Over the past several months, courageous victims of AI-deepfake ‘revenge porn’ have shared their stories to raise awareness and inform lawmakers’ efforts to stop this despicable behavior. Passage of our bipartisan TAKE IT DOWN Act will give innocent victims — many of whom are teenage girls —the opportunity to seek justice against deviants who publish these abusive images. It will also hold Big Tech accountable by making sure websites remove these disgusting fake videos and pictures immediately. For young victims and their parents, these deepfakes are a matter requiring urgent attention and protection in law. I will continue to work with my colleagues in Washington to move this common-sense bipartisan legislation quickly through the House and to the President’s desk so it can be signed into law,” said Senator Ted Cruz.

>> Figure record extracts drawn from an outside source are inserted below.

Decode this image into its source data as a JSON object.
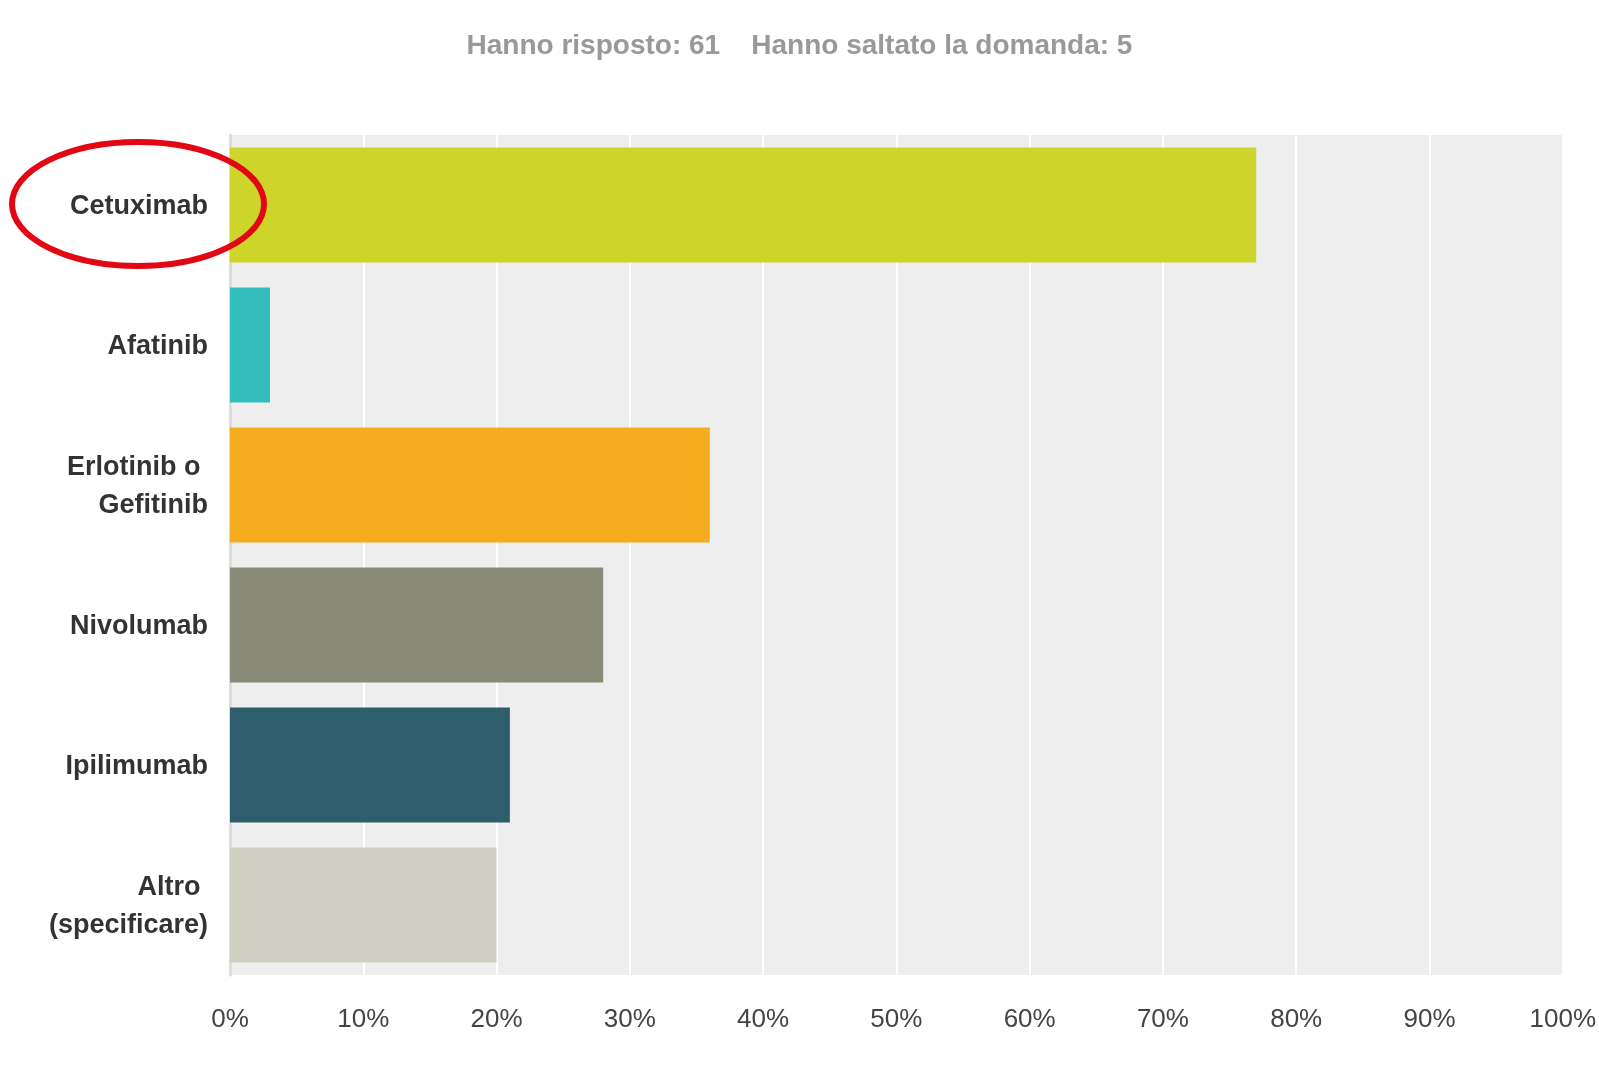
{
  "chart_data": {
    "type": "bar",
    "orientation": "horizontal",
    "subtitle": "Hanno risposto: 61    Hanno saltato la domanda: 5",
    "categories": [
      "Cetuximab",
      "Afatinib",
      "Erlotinib o Gefitinib",
      "Nivolumab",
      "Ipilimumab",
      "Altro (specificare)"
    ],
    "values": [
      77,
      3,
      36,
      28,
      21,
      20
    ],
    "colors": [
      "#cdd52b",
      "#33bdbd",
      "#f5ad1f",
      "#898a78",
      "#2e5e6b",
      "#cfcfc2"
    ],
    "xlim": [
      0,
      100
    ],
    "xticks": [
      {
        "value": 0,
        "label": "0%"
      },
      {
        "value": 10,
        "label": "10%"
      },
      {
        "value": 20,
        "label": "20%"
      },
      {
        "value": 30,
        "label": "30%"
      },
      {
        "value": 40,
        "label": "40%"
      },
      {
        "value": 50,
        "label": "50%"
      },
      {
        "value": 60,
        "label": "60%"
      },
      {
        "value": 70,
        "label": "70%"
      },
      {
        "value": 80,
        "label": "80%"
      },
      {
        "value": 90,
        "label": "90%"
      },
      {
        "value": 100,
        "label": "100%"
      }
    ],
    "grid": "x"
  }
}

We must provide victims of online abuse with the legal protections they need when intimate images are shared without their consent, especially now that deepfakes are creating horrifying new opportunities for abuse. This bipartisan legislation builds on my work to ensure that victims can have this material removed from social media platforms and will ensure law enforcement can hold perpetrators accountable,” said Senator Amy Klobuchar.

BACKGROUND:

The TAKE IT DOWN Act solves the problem of inconsistent, or non-existent, legislation protecting victims of deepfake pornographic images at the state level. While nearly all states have laws protecting their citizens from revenge porn, only 20 states have explicit laws covering deepfake non-consensual intimate imagery (NCII). Within those 20 states, there is a high degree of variance in classification of crime, penalty, and even criminal prosecution. Victims also struggle to have images depicting them removed from websites in a timely manner, potentially contributing to more spread and retraumatization.

In 2022, Congress passed legislation creating a civil cause of action for victims to sue individuals responsible for publishing NCII. However, bringing a civil action can be incredibly impractical. It is time-consuming, expensive, and may force victims to relive trauma. Further exacerbating the problem, it is not always clear who is responsible for publishing the NCII.

The TAKE IT Down Act addresses these issues while protecting lawful speech by:

  • Criminalizing the publication of NCII or the threat to publish NCII in interstate commerce;
  • Protecting good faith efforts to assist victims by permitting the good faith disclosure of NCII for the purpose of law enforcement or medical treatment;
  • Requiring websites to take down NCII upon notice from the victims within 48 hours; and
  • Requiring that computer-generated NCII meet a ‘reasonable person’ test for appearing to realistically depict an individual, so as to conform to current First Amendment jurisprudence.